Dedicarsi ai cortometraggi nasce inizialmente come scelta pragmatica. La loro breve durata comporta inevitabilmente un numero minore di giorni di lavorazione e budget più ridotti rispetto a un film vero e proprio. Chiunque sogni di fare cinema comincia dai cortometraggi. Questa però non è ovviamente l’unica motivazione, perché il corto risponde a regole di sceneggiatura diverse e a ritmi diversi rispetto a quelli di un lungo e per questo offre opportunità uniche e personalissime.

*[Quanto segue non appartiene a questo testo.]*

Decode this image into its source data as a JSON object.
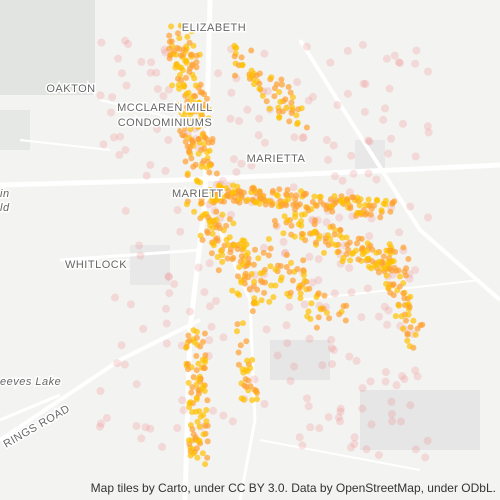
{
  "map": {
    "place_labels": [
      "ELIZABETH",
      "OAKTON",
      "MCCLAREN MILL",
      "CONDOMINIUMS",
      "MARIETTA",
      "MARIETT",
      "WHITLOCK",
      "eeves Lake",
      "RINGS ROAD",
      "in",
      "ld"
    ],
    "attribution": "Map tiles by Carto, under CC BY 3.0. Data by OpenStreetMap, under ODbL."
  }
}
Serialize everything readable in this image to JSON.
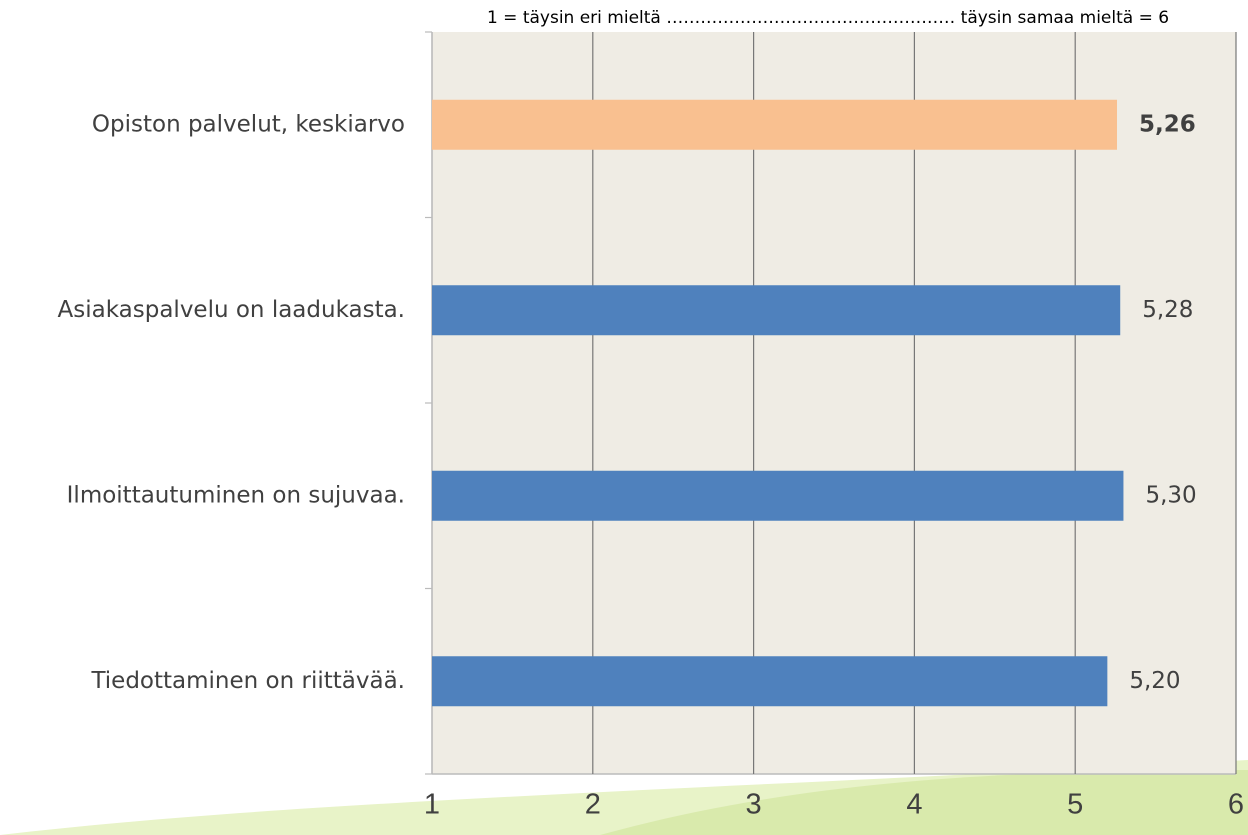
{
  "chart_data": {
    "type": "hbar",
    "subtitle": "1 = täysin eri mieltä …………………………………………… täysin samaa mieltä = 6",
    "categories": [
      "Opiston palvelut, keskiarvo",
      "Asiakaspalvelu on laadukasta.",
      "Ilmoittautuminen on sujuvaa.",
      "Tiedottaminen on riittävää."
    ],
    "values": [
      5.26,
      5.28,
      5.3,
      5.2
    ],
    "value_labels": [
      "5,26",
      "5,28",
      "5,30",
      "5,20"
    ],
    "colors": [
      "#f9c090",
      "#4f81bd",
      "#4f81bd",
      "#4f81bd"
    ],
    "xlim": [
      1,
      6
    ],
    "xticks": [
      1,
      2,
      3,
      4,
      5,
      6
    ],
    "grid": true
  }
}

Realizzare un cortometraggio è una sfida: non solo provare a raccontare una storia nel minor tempo possibile, ma soprattutto individuare quell’idea che proprio nella brevità trovi la sua forza. Ci sono storie che non potrebbero mai essere raccontate in un film, risulterebbero inutilmente annacquate. Il corto invece diventa il contenitore ideale per alcune intuizioni, per suggestioni che hanno bisogno di uno sviluppo rapido ma comunque completo. A volte i limiti e i paletti, sia di tempo che di budget, diventano una spinta creativa ulteriore e in questo senso il corto è davvero stimolante.
La brevità caratterizza anche altri formati in cui la Fuoricampo si è cimentata, come spot pubblicitari o videoclip. Ci sono poi storie e progetti che nel breve formato dimostrano di stare stretti e chiedono di essere ampliati: è successo nel 2019 con “Manuale di Storie dei Cinema“, un documentario sulla storia e il valore della sala cinematografica, vincitore del Torino Factory dello stesso anno che, alla luce del lungo lavoro di ricerca e del materiale realizzato, aveva la necessità di esprimersi con maggior respiro. È dell’anno successivo la versione lungometraggio, il primo per Fuoricampo Film, che nel 2021 ha goduto anche di una distribuzione nelle sale, non appena è stata possibile la riapertura.
Avete recentemente lavorato a un cortometraggio per fare sensibilizzazione sul tema della violenza sulle donne, “Cadde la notte su di me“, per il quale avete lanciato una campagna crowdfunding in collaborazione con l’associazione me.dea onlus. Per affrontare questo argomento così di attualità avete scelto il genere fantascientifico, che è l’opzione stilistica meno scontata: in che modo questo darà un contributo concreto alla causa?
L’idea è stata ancora una volta quella di raccontare una tematica attuale attraverso una prospettiva inusuale, rifiutando il didascalismo tipico della comunicazione istituzionale e mettendo in scena una storia in cui l’argomento emergesse soltanto nel finale. La protagonista del corto non è un personaggio in carne e ossa, ma è fatta di metallo, circuiti e sentimenti. Sinceramente umana nella personalità, seppur esteriormente artificiale. Allontanandoci dall’immaginario consueto e attraverso un racconto allegorico pensiamo di poter estendere la riflessione oltre il giudizio morale sui personaggi ed evitare un’immedesimazione facile e acritica da parte dello spettatore.
L’obiettivo era soprattutto parlare al pubblico maschile, evidenziando e denunciando in maniera ancora più efficace la visione distorta di un rapporto possessivo e le sue inevitabili e violente conseguenze. La speranza è stimolare nel pubblico una riflessione d’impatto che evidenzi come alla radice di ogni comportamento violento ci sia innanzitutto un problema culturale. Il ricavato del crowdfunding andrà proprio all’associazione piemontese me.dea Onlus, che dà sostegno alle donne vittime di violenza.